By David Horvitz
Before addressing the issues concerning student exhibitions in the Gund Gallery, I wanted to say that I am tremendously proud of what the gallery has accomplished in a few short years. It has raised the profile of visual arts at Kenyon. It has had tangible benefits for admissions. It has helped in the recruitment of faculty and staff. It has raised the profile of the College worldwide. The Gund Gallery is already recognized as one of the leading college teaching and learning museums nationally. The gallery has become a gathering place for faculty, students and the community at large. Gallery exhibitions and programming are extremely popular and are being recognized far beyond Gambier and Mount Vernon. The Gund Associates program is being copied by other institutions. All of this together has been transformational for the liberal arts experience of Kenyon College students. Remarkable, really.
Up until three years ago and for most of Kenyon’s existence, the visual arts were relegated to inadequate facilities (that’s an extraordinary understatement) and were really not a priority of the College except for a small, passionate group of faculty and students. For the rest of the students, the rest of the faculty, the administration and the community at large, visual arts were not an area of focus. Kenyon had a minimal collection and no place to show it except for a makeshift gallery in Olin. Curated exhibitions and exhibitions borrowed from other institutions were virtually nonexistent. Faculty seldom, if ever, taught from objects. Now, faculty are creating new and exciting ways to use art to make their points and help students use the creative process in different ways to solve problems in fields as diverse as sociology and physics. Students are now having their lives changed by intense engagement with the works themselves.

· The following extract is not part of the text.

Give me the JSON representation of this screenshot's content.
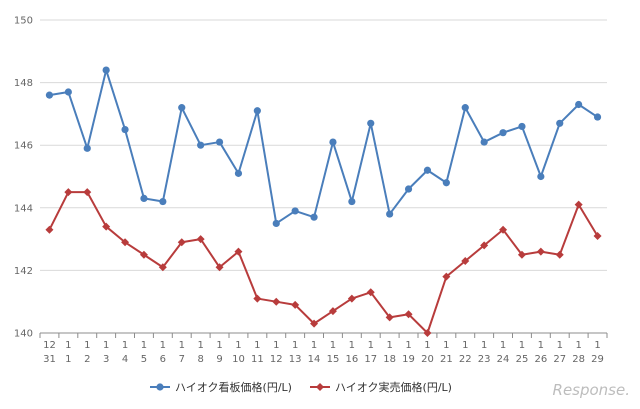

From its very beginning this new museum/gallery was to be used as a resource for all students at the College. An investment like this would only be made if it would benefit the entirety of Kenyon College. There is another building on campus that focuses on studio art, one that I am proud to have been a part of. While students can be and often are good artists, and with time and experience may even become great artists, the art I believe we should show and create programming around is the best art from the 20th and 21st centuries. These are works culled from our growing and extraordinary collection of world-class modern and contemporary art, exhibitions the staff mounts or exhibitions the staff borrows, all of which are intended to benefit the entire liberal arts experience. This is the mission of the Gund Gallery.
The Gund Gallery has a limited number of days in the year where it can use its resources to fulfill its mission, where students, where faculty and where the community can experience this close-up relationship with the art and where faculty can use this art in their curricula. If significant space and time are taken away from this opportunity, space and time that will benefit only a very small part of the student body, the result will be an underutilization of this resource. For the reasons set forth above, very few of the best college or university art museums in the country have student exhibitions in their main galleries. Oberlin does not have them. Williams does not have them. Bowdoin does not have them. The Tang Museum at Skidmore only shows student art beginning in May and ending at Commencement.
However, Kenyon has a history of providing exhibitions of senior student exercises. Gund Gallery, working with the administration and with faculty, has creatively devised a way to accommodate this history while still allowing the Gallery to fulfill its fundamental mission to the entire Kenyon community. I applaud the efforts of the director, the provost and the president in creating this accommodation where everyone wins.
David Horvitz ’74 is a member of the Board of Trustees. He is chairman of WLD Enterprises Inc. in Fort Lauderdale, Fla.